Triazole derivatives of guttiferone-A inhibit the proliferation of HepG2 cells by modulating MAPK/ERK signaling and expression profiles of regulators of G1/S transition

Abstract

Hepatocellular carcinoma (HCC) is the third most common cause of cancer-related deaths worldwide. The mortality rate has not reduced despite introducing new therapeutic approaches such as immunotherapy and target-directed therapies. Drug resistance represents a challenge for HCC treatment, resulting in the search for new drug candidates. In the present study, a series of triazole derivatives of guttiferone-A were synthesized and tested against non-small-cell lung cancer (A549), hepatocellular carcinoma (HepG2), and estrogen-positive breast carcinoma (MCF-7) cell lines. Compounds 6, 10, and 12 displayed significant cytotoxic activity on A549 and HepG2 cells, and compound 10 was highly selective toward HepG2 cells.

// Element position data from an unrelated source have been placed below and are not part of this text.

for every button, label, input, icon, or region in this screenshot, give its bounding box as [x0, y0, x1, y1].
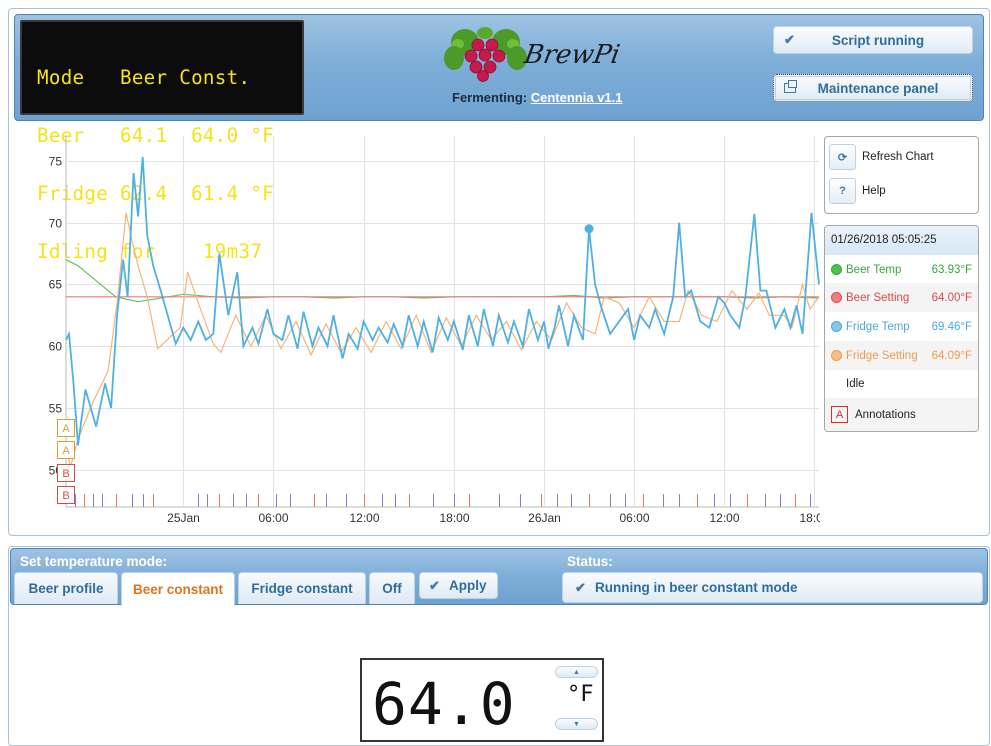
check-icon: ✔: [429, 577, 440, 593]
script-running-label: Script running: [831, 32, 925, 48]
temperature-chart[interactable]: 757065605550 25Jan 06:00 12:00 18:00 26Jan 06…: [20, 128, 820, 528]
legend-name: Fridge Temp: [846, 320, 910, 333]
apply-button[interactable]: ✔ Apply: [419, 572, 498, 599]
status-box: ✔ Running in beer constant mode: [562, 572, 983, 603]
legend-value: 64.00°F: [931, 291, 972, 304]
script-running-button[interactable]: ✔ Script running: [773, 26, 973, 54]
legend-value: 69.46°F: [931, 320, 972, 333]
legend-name: Fridge Setting: [846, 349, 918, 362]
legend-name: Beer Setting: [846, 291, 910, 304]
chart-series: [65, 156, 820, 468]
annotation-icon: A: [831, 406, 848, 423]
legend-name: Beer Temp: [846, 263, 902, 276]
annotations-label: Annotations: [855, 408, 916, 421]
help-icon: ?: [829, 178, 856, 204]
refresh-icon: ⟳: [829, 144, 856, 170]
decrease-setpoint-button[interactable]: ▼: [555, 718, 598, 730]
legend-value: 64.09°F: [931, 349, 972, 362]
y-tick-label: 65: [49, 278, 63, 292]
x-tick-label: 18:00: [439, 511, 469, 525]
x-tick-label: 18:00: [799, 511, 820, 525]
temperature-setpoint-box: 64.0 ▲ °F ▼: [360, 658, 604, 742]
y-tick-label: 55: [49, 402, 63, 416]
legend-state: Idle: [825, 369, 978, 398]
increase-setpoint-button[interactable]: ▲: [555, 666, 598, 678]
x-tick-label: 12:00: [349, 511, 379, 525]
check-icon: ✔: [575, 579, 586, 595]
legend-annotations-toggle[interactable]: A Annotations: [825, 398, 978, 431]
legend-item-beer-setting[interactable]: Beer Setting 64.00°F: [825, 283, 978, 312]
x-axis: 25Jan 06:00 12:00 18:00 26Jan 06:00 12:00 18:00: [167, 511, 820, 525]
beer-name-link[interactable]: Centennia v1.1: [531, 90, 623, 105]
x-tick-label: 06:00: [619, 511, 649, 525]
help-label: Help: [862, 185, 886, 197]
tab-beer-constant[interactable]: Beer constant: [121, 572, 235, 606]
maintenance-label: Maintenance panel: [817, 80, 939, 96]
status-title: Status:: [567, 554, 613, 569]
chart-grid: [65, 136, 819, 508]
tab-fridge-constant[interactable]: Fridge constant: [238, 572, 366, 604]
brand-text: BrewPi: [521, 40, 622, 70]
status-text: Running in beer constant mode: [595, 580, 798, 595]
new-window-icon: [784, 80, 797, 93]
fridge-temp-dot-icon: [831, 321, 842, 332]
annotation-marker-label: A: [62, 423, 70, 435]
chart-controls: ⟳ Refresh Chart ? Help: [824, 136, 979, 214]
y-tick-label: 75: [49, 155, 63, 169]
x-tick-label: 26Jan: [528, 511, 561, 525]
tab-beer-profile[interactable]: Beer profile: [14, 572, 118, 604]
legend-item-fridge-setting[interactable]: Fridge Setting 64.09°F: [825, 341, 978, 370]
fridge-setting-dot-icon: [831, 350, 842, 361]
highlight-point: [584, 224, 594, 234]
chart-legend: 01/26/2018 05:05:25 Beer Temp 63.93°F Be…: [824, 225, 979, 432]
x-tick-label: 12:00: [709, 511, 739, 525]
brewpi-wordmark: BrewPi: [521, 40, 622, 70]
lcd-line: Mode Beer Const.: [37, 66, 251, 89]
annotation-ticks: [75, 494, 811, 507]
fermenting-info: Fermenting: Centennia v1.1: [452, 90, 623, 105]
beer-temp-dot-icon: [831, 264, 842, 275]
refresh-chart-label: Refresh Chart: [862, 151, 934, 163]
maintenance-panel-button[interactable]: Maintenance panel: [773, 74, 973, 102]
apply-label: Apply: [449, 578, 487, 593]
tab-off[interactable]: Off: [369, 572, 415, 604]
fermenting-label: Fermenting:: [452, 90, 528, 105]
legend-datetime: 01/26/2018 05:05:25: [825, 226, 978, 255]
y-tick-label: 70: [49, 217, 63, 231]
help-button[interactable]: ? Help: [829, 178, 886, 204]
annotation-marker-label: A: [62, 445, 70, 457]
check-icon: ✔: [784, 32, 795, 47]
legend-item-beer-temp[interactable]: Beer Temp 63.93°F: [825, 255, 978, 284]
series-beer-temp: [65, 259, 820, 303]
legend-item-fridge-temp[interactable]: Fridge Temp 69.46°F: [825, 312, 978, 341]
state-label: Idle: [846, 377, 865, 390]
y-tick-label: 60: [49, 340, 63, 354]
x-tick-label: 06:00: [258, 511, 288, 525]
setpoint-unit: °F: [567, 682, 594, 707]
series-fridge-temp: [65, 156, 820, 446]
beer-setting-dot-icon: [831, 292, 842, 303]
annotation-marker-label: B: [62, 468, 69, 480]
lcd-display: Mode Beer Const. Beer 64.1 64.0 °F Fridg…: [20, 20, 304, 261]
annotation-marker-label: B: [62, 490, 69, 502]
mode-title: Set temperature mode:: [20, 554, 168, 569]
refresh-chart-button[interactable]: ⟳ Refresh Chart: [829, 144, 934, 170]
legend-value: 63.93°F: [931, 263, 972, 276]
setpoint-value[interactable]: 64.0: [372, 662, 516, 746]
x-tick-label: 25Jan: [167, 511, 200, 525]
series-fridge-setting: [65, 212, 820, 468]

Compound 10 inhibited MAPK/ERK signaling and modulated the expression of critical regulators of the cell cycle progression in HepG2 cells. There was a significant reduction of the cyclins D/E, while p21 was upregulated, indicating that the antiproliferative activity of compound 10 on HepG2 cells, at least in part, is associated with its ability to modulate the expression profile of regulators of G1/S transition. Our findings showed that triazole derivatives of guttiferone-A may be useful as anticancer prototypes and support further in vivo investigation to evaluate the efficiency of compound 10 in suppressing HCC growth and progression.